FEASIBILITY OF USING HYPERSPECTRAL REMOTE SENSING FOR ENVIRONMENTAL HEAVY METAL MONITORING

X. Chen, H. Lee, and M. Lee

Keywords: Remote sensing, Hyperspectral data, Heavy metals, Non-destructive analysis, XRF, Pollution management strategy

Abstract. The use of optical properties as key parameters has been widely used in water quality monitoring, which accelerates the advances of remote sensing in the field of environmental monitoring. Current analytical methods for determining heavy metals in water include flame atomic absorption spectrometry (FAAS), atomic adsorption spectrophotometry (AAS) and inductively coupled plasma (ICP) spectroscopy, which typically require use of chemicals for sample processing and pretreatment as well as high capital input for analysis.

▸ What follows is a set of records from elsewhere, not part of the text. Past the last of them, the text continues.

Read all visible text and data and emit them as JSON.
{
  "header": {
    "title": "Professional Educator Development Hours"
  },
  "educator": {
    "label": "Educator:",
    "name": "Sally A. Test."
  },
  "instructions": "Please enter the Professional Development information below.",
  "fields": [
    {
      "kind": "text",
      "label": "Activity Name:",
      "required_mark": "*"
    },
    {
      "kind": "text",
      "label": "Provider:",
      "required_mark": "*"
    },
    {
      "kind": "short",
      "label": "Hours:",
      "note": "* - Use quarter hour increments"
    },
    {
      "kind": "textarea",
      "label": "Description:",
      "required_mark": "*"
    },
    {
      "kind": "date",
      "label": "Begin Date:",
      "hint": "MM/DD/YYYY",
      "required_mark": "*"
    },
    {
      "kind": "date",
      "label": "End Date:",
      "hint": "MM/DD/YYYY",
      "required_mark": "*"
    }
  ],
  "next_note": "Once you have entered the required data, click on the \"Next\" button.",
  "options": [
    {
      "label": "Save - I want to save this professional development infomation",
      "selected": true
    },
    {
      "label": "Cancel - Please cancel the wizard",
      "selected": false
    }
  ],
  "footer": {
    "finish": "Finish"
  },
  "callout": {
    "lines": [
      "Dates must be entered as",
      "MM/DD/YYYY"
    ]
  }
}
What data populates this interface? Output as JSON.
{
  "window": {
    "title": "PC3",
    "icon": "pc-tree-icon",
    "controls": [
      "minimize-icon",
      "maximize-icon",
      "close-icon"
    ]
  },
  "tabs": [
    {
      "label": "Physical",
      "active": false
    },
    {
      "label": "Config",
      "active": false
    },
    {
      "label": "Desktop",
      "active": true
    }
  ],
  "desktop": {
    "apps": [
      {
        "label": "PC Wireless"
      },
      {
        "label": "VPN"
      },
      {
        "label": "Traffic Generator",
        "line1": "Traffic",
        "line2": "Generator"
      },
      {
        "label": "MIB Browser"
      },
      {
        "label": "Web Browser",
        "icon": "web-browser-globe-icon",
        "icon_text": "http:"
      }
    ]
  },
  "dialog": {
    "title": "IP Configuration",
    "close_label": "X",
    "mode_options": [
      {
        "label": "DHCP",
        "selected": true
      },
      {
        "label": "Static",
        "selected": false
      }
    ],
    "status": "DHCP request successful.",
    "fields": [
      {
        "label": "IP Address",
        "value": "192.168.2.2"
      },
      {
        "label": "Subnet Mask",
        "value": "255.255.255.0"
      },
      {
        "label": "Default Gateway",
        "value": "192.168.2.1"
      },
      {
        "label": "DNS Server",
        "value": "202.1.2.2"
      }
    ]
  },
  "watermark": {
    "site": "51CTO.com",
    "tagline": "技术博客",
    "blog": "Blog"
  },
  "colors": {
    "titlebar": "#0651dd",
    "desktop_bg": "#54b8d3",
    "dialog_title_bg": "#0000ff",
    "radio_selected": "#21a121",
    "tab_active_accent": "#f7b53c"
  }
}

Therefore, this study aims at investigating the potential of using non-destructive approaches for rapid water monitoring of heavy metal from green chemistry perspective. The proposed non-destructive sensing techniques include X-ray fluorescence spectrometer (XRF) and visible-near infrared spectroradiometer (VNIR). The former is an elemental analyser specifically for elements with relatively high atomic number, and the latter measures the reflectance or transmittance from samples. Heavy metals of lead (Pb), zinc (Zn) and copper (Cu) were selected as the target water constitutes in the study. The results from the analysis were then be used for determining a correlation model through chemometric approaches. Our results demonstrated that both of the target metals could be analysed via the proposed analytical methods. Reasonable agreements between the measurements from XRF and ICP were observed, whereas moderate correlations were perceived for simple linear regression model using spectral information from VNIR. Results from this study are expected to provide useful information on rapid identification of metal-polluting sources.